Moreover, as in other parts of the world, corruption remains a problem when it comes to influencing clients and government officials. "In America, you might take them to the Super Bowl. Here, you give them money," one source said.

And even for Indian entrepreneurs who know how to navigate the unofficial ways of doing business, help from multinational manufacturers is still necessary to build their industry.
"We have engineers who are good technicians, but we need product managers," said Vinod Dham, founder of NewPath Ventures, a venture capital firm that specializes in Indian investments. The services business, he added, has "made a culture of people who say, 'Tell me what to do.'"

Reverse outsourcingThis should lead, at least in the near term, to a form of reverse outsourcing, with U.S. experts heading overseas to provide services for Indian businesses. Indian-based companies, for their part, will need to install an increasing number of employees in Europe and North America to land contracts--which means paying higher Western salaries.

"You need guys who worked on Wall Street," said Jessie Paul, head of marketing for iGate, a Bangalore-based company that provides consulting and other information technology services.
However, while these factors may temporarily slow progress, few expect it to stop the industry. Many Indian companies are becoming more integrated into the business processes of their customers, making offshore outsourcing a permanent arrangement.

"The level of people who are visiting us today is very, very high.
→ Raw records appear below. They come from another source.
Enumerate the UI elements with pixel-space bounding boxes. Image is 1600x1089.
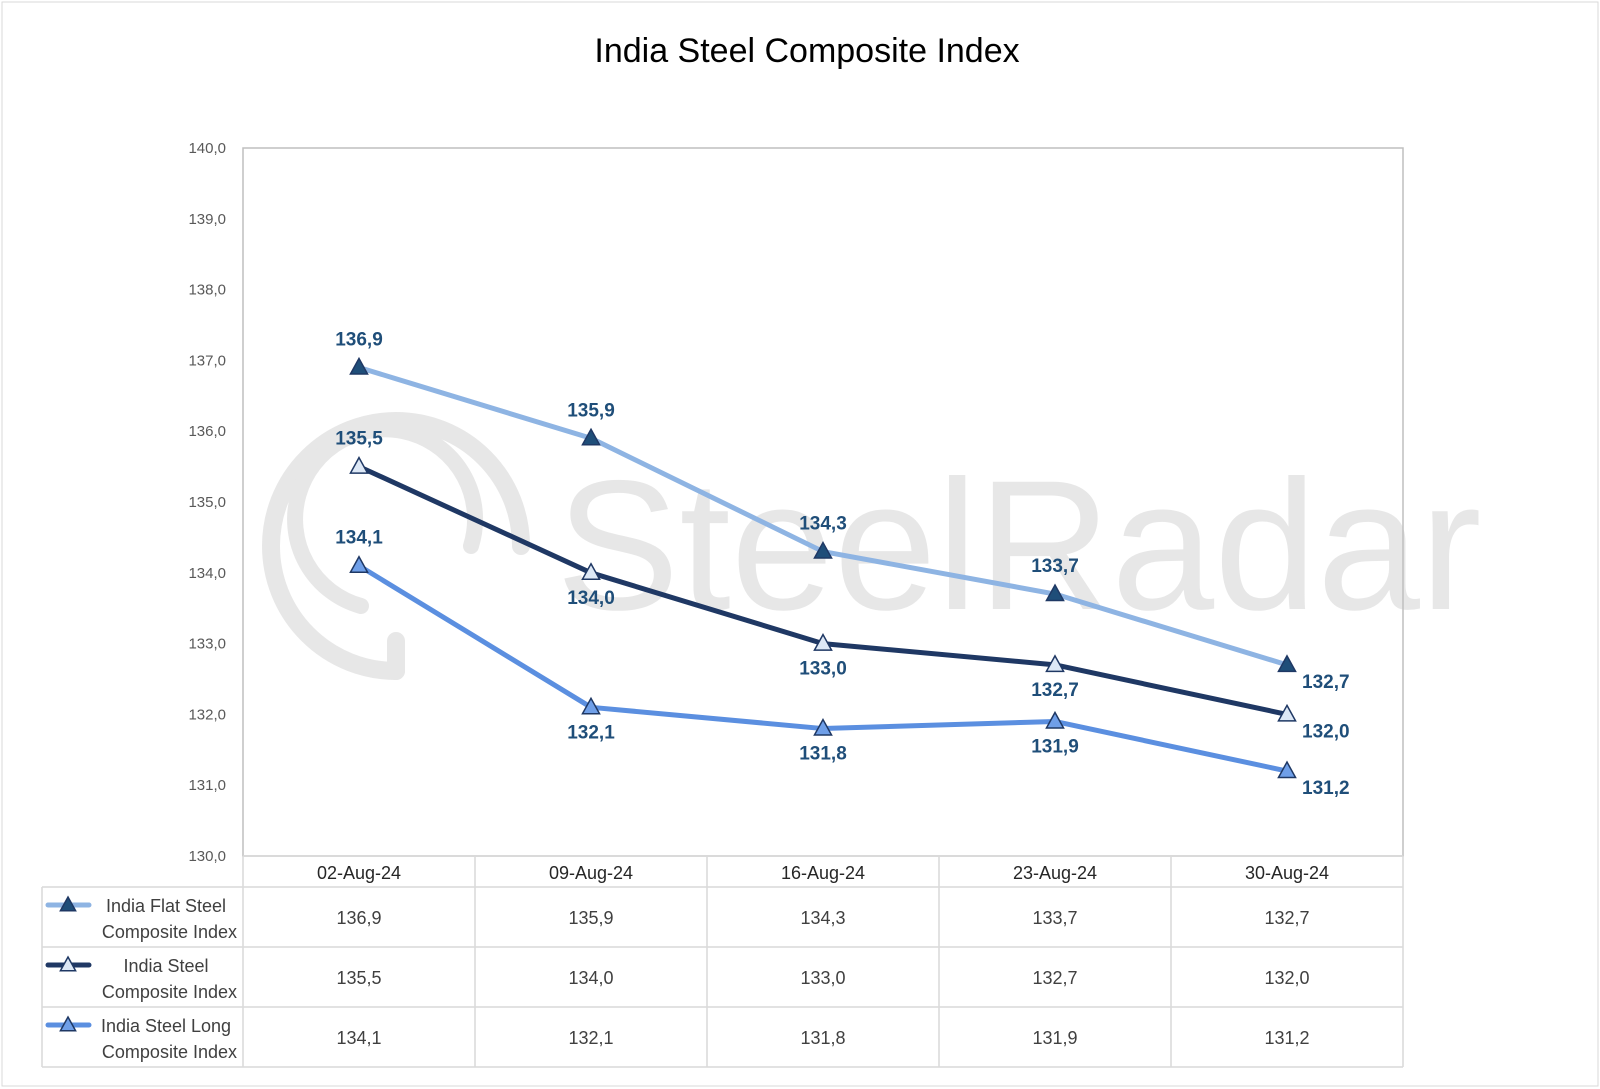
series-layer [349,356,1297,779]
x-category-label: 30-Aug-24 [1245,863,1329,883]
y-tick-label: 136,0 [188,423,226,440]
series-marker [1277,703,1297,722]
legend-label: India Steel Long [101,1016,231,1036]
series-marker [1277,760,1297,779]
table-cell: 132,0 [1264,968,1309,988]
data-label: 133,0 [799,659,847,680]
series-marker [813,541,833,559]
data-label: 133,7 [1031,556,1079,577]
watermark-text: SteelRadar [556,443,1482,649]
x-category-label: 23-Aug-24 [1013,863,1097,883]
series-marker [349,456,369,474]
series-marker [1277,654,1297,673]
x-category-label: 09-Aug-24 [549,863,633,883]
y-tick-label: 138,0 [188,282,226,299]
table-cell: 131,9 [1032,1028,1077,1048]
series-marker [581,562,601,581]
x-category-label: 16-Aug-24 [781,863,865,883]
data-label: 132,1 [567,722,615,743]
chart-title: India Steel Composite Index [594,32,1019,70]
y-tick-label: 133,0 [188,636,226,653]
x-category-label: 02-Aug-24 [317,863,401,883]
data-label: 132,7 [1302,672,1350,693]
plot-area: 130,0 131,0 132,0 133,0 134,0 135,0 136,0 137,0… [188,140,1404,865]
steelradar-watermark: SteelRadar [262,412,1482,680]
legend-label: Composite Index [102,1042,237,1062]
data-label: 134,3 [799,514,847,535]
y-tick-label: 140,0 [188,140,226,157]
y-tick-label: 137,0 [188,352,226,369]
table-cell: 131,8 [800,1028,845,1048]
table-cell: 132,7 [1264,908,1309,928]
data-table: 02-Aug-24 09-Aug-24 16-Aug-24 23-Aug-24 30-A… [41,855,1404,1068]
legend-label: India Flat Steel [106,896,226,916]
data-label: 131,9 [1031,736,1079,757]
series-marker [581,696,601,715]
y-tick-label: 131,0 [188,777,226,794]
table-cell: 133,0 [800,968,845,988]
series-2 [349,456,1297,722]
table-cell: 134,1 [336,1028,381,1048]
watermark-logo-icon [262,412,530,680]
legend-key-icon [45,895,92,912]
data-label: 131,8 [799,744,847,765]
y-tick-label: 139,0 [188,211,226,228]
legend-label: Composite Index [102,922,237,942]
table-cell: 132,1 [568,1028,613,1048]
y-tick-label: 130,0 [188,848,226,865]
series-3 [349,555,1297,779]
series-marker [1045,583,1065,602]
legend-key-icon [45,1015,92,1032]
series-marker [1045,710,1065,729]
series-marker [581,427,601,446]
data-label: 132,0 [1302,721,1350,742]
series-marker [1045,654,1065,673]
legend-key-icon [45,955,92,972]
legend-label: India Steel [123,956,208,976]
table-cell: 135,9 [568,908,613,928]
series-marker [349,555,369,573]
table-cell: 136,9 [336,908,381,928]
table-cell: 134,3 [800,908,845,928]
table-cell: 132,7 [1032,968,1077,988]
y-tick-label: 132,0 [188,706,226,723]
table-cell: 133,7 [1032,908,1077,928]
data-label: 132,7 [1031,680,1079,701]
y-tick-label: 134,0 [188,565,226,582]
table-cell: 131,2 [1264,1028,1309,1048]
data-label: 136,9 [335,329,383,350]
table-cell: 135,5 [336,968,381,988]
legend-label: Composite Index [102,982,237,1002]
y-tick-label: 135,0 [188,494,226,511]
data-label: 135,9 [567,400,615,421]
data-label: 134,0 [567,588,615,609]
series-1 [349,356,1297,673]
data-label: 135,5 [335,429,383,450]
table-cell: 134,0 [568,968,613,988]
series-marker [813,718,833,736]
series-marker [349,356,369,375]
data-label: 131,2 [1302,778,1350,799]
data-labels: 136,9 135,9 134,3 133,7 132,7 135,5 134,0 133,0… [335,329,1349,799]
series-marker [813,633,833,651]
data-label: 134,1 [335,528,383,549]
They are actually the strategic decision makers. In the dot-com days, it was more reactive," said Srinath Batni, a board member of Infosys. Outsourcing, he added, "has become a long-term strategy."

That marathon approach is viewed as a key advantage for India. Many executives and entrepreneurs note that India's tech boom is driven by a demographic bubble that will be difficult to match for other nations. India has a large population of young people who are driven, well-educated and work for relatively low wages.
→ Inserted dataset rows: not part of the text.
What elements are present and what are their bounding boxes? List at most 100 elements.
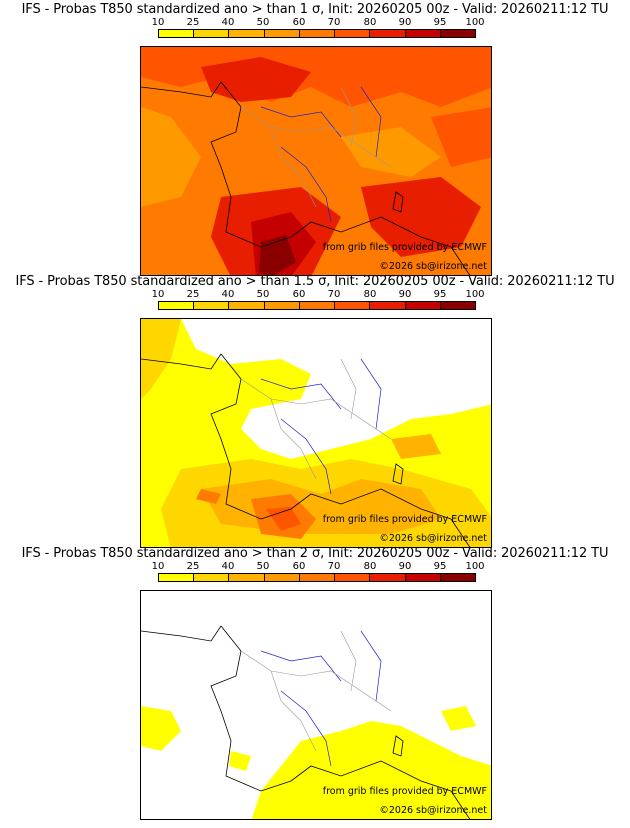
colorbar-segment (405, 574, 441, 581)
probability-field-70 (266, 507, 301, 531)
colorbar-segment (299, 30, 336, 37)
colorbar-tick: 95 (433, 17, 447, 28)
probability-field-80 (361, 177, 481, 257)
island-path (392, 735, 404, 757)
coastline-path (141, 81, 222, 98)
probability-map: from grib files provided by ECMWF ©2026 … (140, 590, 492, 820)
colorbar-tick: 90 (398, 561, 412, 572)
colorbar-tick: 10 (151, 289, 165, 300)
coastline-path (141, 353, 222, 370)
colorbar-tick: 100 (465, 289, 485, 300)
probability-field-70 (431, 107, 491, 167)
rivers (260, 86, 382, 223)
borders (240, 630, 392, 752)
colorbar-segment (264, 574, 300, 581)
probability-panel-1sigma: IFS - Probas T850 standardized ano > tha… (0, 0, 630, 276)
colorbar-tick: 25 (186, 561, 200, 572)
source-credit: from grib files provided by ECMWF (322, 514, 487, 525)
map-graphic (141, 591, 491, 819)
colorbar-segment (229, 30, 265, 37)
river-path (280, 690, 332, 767)
probability-colorbar (158, 301, 476, 310)
source-credit: from grib files provided by ECMWF (322, 242, 487, 253)
probability-field-25 (141, 319, 181, 399)
probability-field-40 (391, 434, 441, 459)
border-path (240, 378, 392, 440)
colorbar-tick-labels: 10 25 40 50 60 70 80 90 95 100 (140, 561, 492, 573)
rivers (260, 630, 382, 767)
colorbar-tick: 95 (433, 289, 447, 300)
border-path (270, 670, 317, 752)
colorbar-segment (159, 574, 195, 581)
coastlines (141, 625, 471, 819)
colorbar-tick-labels: 10 25 40 50 60 70 80 90 95 100 (140, 17, 492, 29)
probability-field-10 (441, 706, 476, 731)
probability-colorbar (158, 573, 476, 582)
coastline-path (210, 81, 471, 275)
colorbar-segment (335, 302, 371, 309)
copyright-credit: ©2026 sb@irizone.net (379, 805, 487, 816)
borders (240, 358, 392, 480)
island-path (392, 463, 404, 485)
border-path (340, 86, 357, 148)
map-graphic (141, 319, 491, 547)
colorbar-segment (299, 302, 336, 309)
colorbar-tick: 90 (398, 289, 412, 300)
colorbar-tick: 40 (221, 17, 235, 28)
island-path (392, 191, 404, 213)
colorbar-tick: 80 (363, 561, 377, 572)
colorbar-segment (229, 302, 265, 309)
colorbar-tick: 60 (292, 561, 306, 572)
border-path (340, 630, 357, 692)
colorbar-tick: 80 (363, 17, 377, 28)
colorbar-segment (440, 30, 475, 37)
colorbar-tick: 10 (151, 17, 165, 28)
colorbar-tick-labels: 10 25 40 50 60 70 80 90 95 100 (140, 289, 492, 301)
probability-field-10 (251, 721, 491, 819)
colorbar-segment (440, 302, 475, 309)
colorbar-tick: 50 (256, 561, 270, 572)
border-path (270, 398, 317, 480)
panel-title: IFS - Probas T850 standardized ano > tha… (15, 274, 615, 289)
colorbar-tick: 95 (433, 561, 447, 572)
river-path (360, 86, 382, 158)
colorbar-segment (194, 30, 230, 37)
colorbar-segment (370, 302, 406, 309)
river-path (260, 650, 342, 682)
map-graphic (141, 47, 491, 275)
probability-field-50 (341, 127, 441, 177)
copyright-credit: ©2026 sb@irizone.net (379, 261, 487, 272)
colorbar-segment (405, 302, 441, 309)
colorbar-segment (405, 30, 441, 37)
colorbar-tick: 40 (221, 561, 235, 572)
colorbar-tick: 25 (186, 17, 200, 28)
colorbar-segment (264, 30, 300, 37)
river-path (260, 106, 342, 138)
colorbar-tick: 100 (465, 17, 485, 28)
colorbar-tick: 40 (221, 289, 235, 300)
probability-panel-1.5sigma: IFS - Probas T850 standardized ano > tha… (0, 272, 630, 548)
colorbar-tick: 60 (292, 17, 306, 28)
colorbar-segment (159, 302, 195, 309)
probability-map: from grib files provided by ECMWF ©2026 … (140, 318, 492, 548)
probability-field-50 (141, 107, 201, 207)
river-path (360, 630, 382, 702)
river-path (280, 146, 332, 223)
river-path (280, 418, 332, 495)
coastlines (141, 81, 471, 275)
colorbar-segment (335, 574, 371, 581)
river-path (360, 358, 382, 430)
probability-panel-2sigma: IFS - Probas T850 standardized ano > tha… (0, 544, 630, 820)
colorbar-tick: 90 (398, 17, 412, 28)
colorbar-tick: 10 (151, 561, 165, 572)
colorbar-tick: 100 (465, 561, 485, 572)
colorbar-tick: 50 (256, 289, 270, 300)
river-path (260, 378, 342, 410)
colorbar-segment (264, 302, 300, 309)
colorbar-tick: 70 (327, 561, 341, 572)
border-path (340, 358, 357, 420)
probability-field-10 (141, 706, 181, 751)
colorbar-segment (370, 574, 406, 581)
probability-field-70 (141, 47, 491, 107)
rivers (260, 358, 382, 495)
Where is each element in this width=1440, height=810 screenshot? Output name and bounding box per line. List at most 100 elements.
"The average age of the working population in India is 27 years," said Supratim Sarkar, manager of strategic marketing at Wipro. "That is one of the biggest levers we have."
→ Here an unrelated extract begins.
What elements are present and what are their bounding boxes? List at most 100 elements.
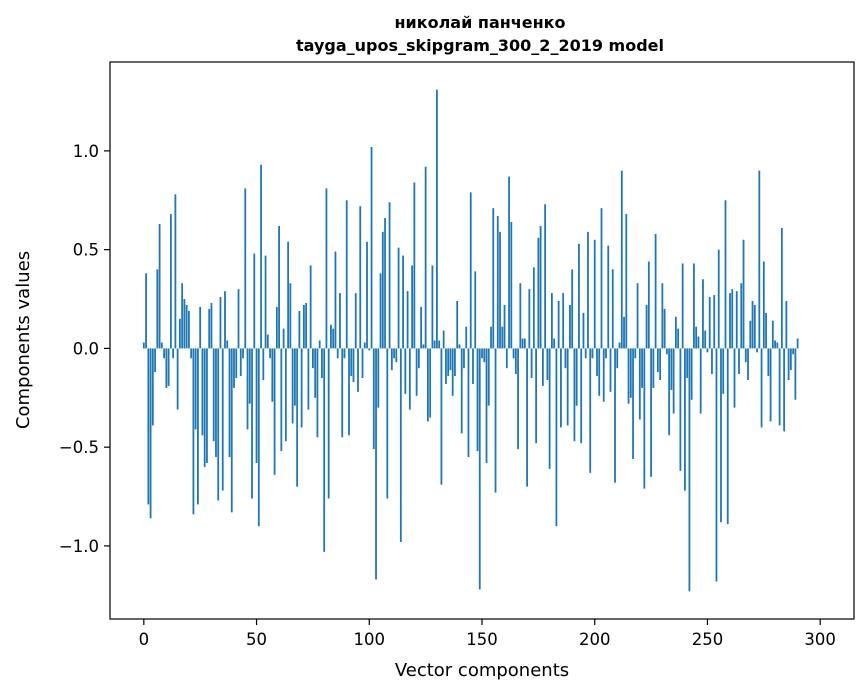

Not surprisingly, optimism is running high as younger generations come of age. The national exuberance has inspired many entrepreneurs, including Rajesh Jain, who sold an Indian-based Web portal, IndiaWorld, for around $100 million in 2000 and who is now incubating companies that he expects will bring computing to the masses in his country.

"For the first time," he said, "there is confidence that tomorrow will be better than today."